To figure out if you’re making or losing money or breaking even when you refinance, you need to have the answer to 3 questions:
1. How much will your refinance cost you?
2. How much will you save each month by refinancing?
3. How long are you likely to stay in your home without refinancing?
The cost of getting a mortgage varies from mortgage broker/bank to mortgage broker/bank, sometimes by thousands of dollars. In other words, it’s possible that your refinance makes sense with one mortgage broker or bank but not with another.
When I say ‘closing costs,’ I mean all the costs, not the advertised ones. A lot of times, you see low closing costs because not all the fees are included (not nice but some use this to reel prospects in). When you make your calculations, make sure that you’re including all the expenses related to your closing.
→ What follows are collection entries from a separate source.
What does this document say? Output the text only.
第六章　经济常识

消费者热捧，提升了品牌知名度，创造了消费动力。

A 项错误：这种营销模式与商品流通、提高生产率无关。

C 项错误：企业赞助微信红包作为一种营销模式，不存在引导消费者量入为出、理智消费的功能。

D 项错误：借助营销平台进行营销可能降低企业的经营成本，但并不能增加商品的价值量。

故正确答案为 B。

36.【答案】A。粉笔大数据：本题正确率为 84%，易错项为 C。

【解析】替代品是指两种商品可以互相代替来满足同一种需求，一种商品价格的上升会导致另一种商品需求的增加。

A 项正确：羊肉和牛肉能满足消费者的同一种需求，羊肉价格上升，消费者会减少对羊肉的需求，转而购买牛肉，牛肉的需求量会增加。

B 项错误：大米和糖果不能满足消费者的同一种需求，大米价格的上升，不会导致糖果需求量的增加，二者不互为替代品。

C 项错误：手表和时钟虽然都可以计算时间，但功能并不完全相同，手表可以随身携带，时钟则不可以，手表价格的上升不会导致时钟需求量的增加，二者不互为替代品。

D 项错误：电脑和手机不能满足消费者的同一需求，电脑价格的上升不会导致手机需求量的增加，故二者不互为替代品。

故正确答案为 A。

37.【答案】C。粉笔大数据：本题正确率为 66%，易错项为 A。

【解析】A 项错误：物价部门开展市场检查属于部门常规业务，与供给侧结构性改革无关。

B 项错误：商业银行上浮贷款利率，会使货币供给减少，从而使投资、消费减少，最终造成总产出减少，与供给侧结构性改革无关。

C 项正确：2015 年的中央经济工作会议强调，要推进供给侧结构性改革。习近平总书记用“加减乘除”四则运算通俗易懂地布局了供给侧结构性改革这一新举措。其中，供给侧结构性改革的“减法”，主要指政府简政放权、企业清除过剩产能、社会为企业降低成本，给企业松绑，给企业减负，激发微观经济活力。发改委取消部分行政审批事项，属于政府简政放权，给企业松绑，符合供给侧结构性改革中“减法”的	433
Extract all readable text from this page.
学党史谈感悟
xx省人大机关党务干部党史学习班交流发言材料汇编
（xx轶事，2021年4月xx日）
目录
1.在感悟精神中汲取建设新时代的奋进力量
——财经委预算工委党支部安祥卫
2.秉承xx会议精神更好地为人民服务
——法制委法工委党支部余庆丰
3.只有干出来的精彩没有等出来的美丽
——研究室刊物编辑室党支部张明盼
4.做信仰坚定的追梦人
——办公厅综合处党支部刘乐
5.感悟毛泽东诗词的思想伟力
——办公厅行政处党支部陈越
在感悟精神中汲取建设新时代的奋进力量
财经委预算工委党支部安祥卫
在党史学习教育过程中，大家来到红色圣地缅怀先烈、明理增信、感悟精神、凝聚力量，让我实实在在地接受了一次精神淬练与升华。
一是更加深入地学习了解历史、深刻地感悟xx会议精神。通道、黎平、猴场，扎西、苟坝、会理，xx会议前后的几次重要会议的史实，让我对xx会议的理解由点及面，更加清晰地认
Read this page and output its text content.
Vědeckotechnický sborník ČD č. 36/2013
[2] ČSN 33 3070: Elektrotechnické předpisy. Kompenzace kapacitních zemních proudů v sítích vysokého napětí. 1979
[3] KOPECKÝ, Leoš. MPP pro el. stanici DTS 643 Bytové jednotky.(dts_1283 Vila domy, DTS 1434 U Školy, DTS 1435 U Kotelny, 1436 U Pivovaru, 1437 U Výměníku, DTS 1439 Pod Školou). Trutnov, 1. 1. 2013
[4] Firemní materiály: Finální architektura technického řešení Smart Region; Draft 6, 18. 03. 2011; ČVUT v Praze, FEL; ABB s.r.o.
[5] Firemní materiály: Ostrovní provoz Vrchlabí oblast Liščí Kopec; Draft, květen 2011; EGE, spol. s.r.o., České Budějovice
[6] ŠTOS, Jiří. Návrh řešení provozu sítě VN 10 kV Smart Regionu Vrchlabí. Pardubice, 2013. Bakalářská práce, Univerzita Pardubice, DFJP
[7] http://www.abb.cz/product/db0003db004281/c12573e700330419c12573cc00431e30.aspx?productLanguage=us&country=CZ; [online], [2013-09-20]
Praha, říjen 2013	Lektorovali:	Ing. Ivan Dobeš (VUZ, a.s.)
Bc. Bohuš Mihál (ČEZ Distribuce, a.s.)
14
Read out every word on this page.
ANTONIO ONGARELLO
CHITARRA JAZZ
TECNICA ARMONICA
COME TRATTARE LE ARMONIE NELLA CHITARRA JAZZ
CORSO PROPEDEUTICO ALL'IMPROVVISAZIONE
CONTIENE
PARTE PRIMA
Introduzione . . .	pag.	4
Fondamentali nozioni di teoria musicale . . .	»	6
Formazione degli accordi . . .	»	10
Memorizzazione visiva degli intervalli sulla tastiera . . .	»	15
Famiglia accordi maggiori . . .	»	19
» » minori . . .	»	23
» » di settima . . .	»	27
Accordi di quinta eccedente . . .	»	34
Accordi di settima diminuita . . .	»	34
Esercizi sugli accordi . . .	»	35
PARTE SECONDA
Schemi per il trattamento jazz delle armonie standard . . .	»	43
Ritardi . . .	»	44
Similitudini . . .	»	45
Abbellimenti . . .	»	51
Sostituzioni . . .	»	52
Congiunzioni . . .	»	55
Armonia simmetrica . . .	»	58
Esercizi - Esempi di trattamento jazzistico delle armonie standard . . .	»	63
You need how much will your new monthly payments are going to be (without rolling the closing costs into them), so you can compare to your existing payment. Obviously, the lower the new interest rate, the lower the new monthly payments. However, lower monthly payments don’t necessarily mean your refinance makes sense.
An example. Say your new mortgage will cost you $2,400, and after you refinance, your monthly payments are $100 lower. That means that under this scenario, you break even after 24 months.
If your mortgage cost you were $4,700, and your monthly payments were $100, it would take 47 months before you broke even.
What if the mortgage broker with $4,400 closing costs gets you a better interest rate, one where you save $130 a month? Well, 4,400 divided by 130 gives 36.15. You’d break even after 36.15 months.
By the time 36 months have passed, you’d have saved $1,000 beyond the cost of the refinance if you’d have gone with the $2,400 refinance even though it comes with a higher interest rate.
However, 10 years later, that is to say, 120 monthly payments later, the refinance with the $2,400 closing costs saves you $9,600 ($100/month X 120 = $12,000 – $2,400 (closing costs). The $4,700 refinance saves you $10,900 ($130/month X 120 = $15,600 – $4,700 (closing costs).
Which means you really need to make the refinancing decision based on how long you plan to hold on to the refinanced mortgage loan. Obviously, the best scenario is to get the lowest rate coupled with the lowest costs. If that cannot be, then you have to determine if you need to get your savings fast or not. If you do not, it can make sense to pay higher closing costs if it gets you a lower mortgage interest rate.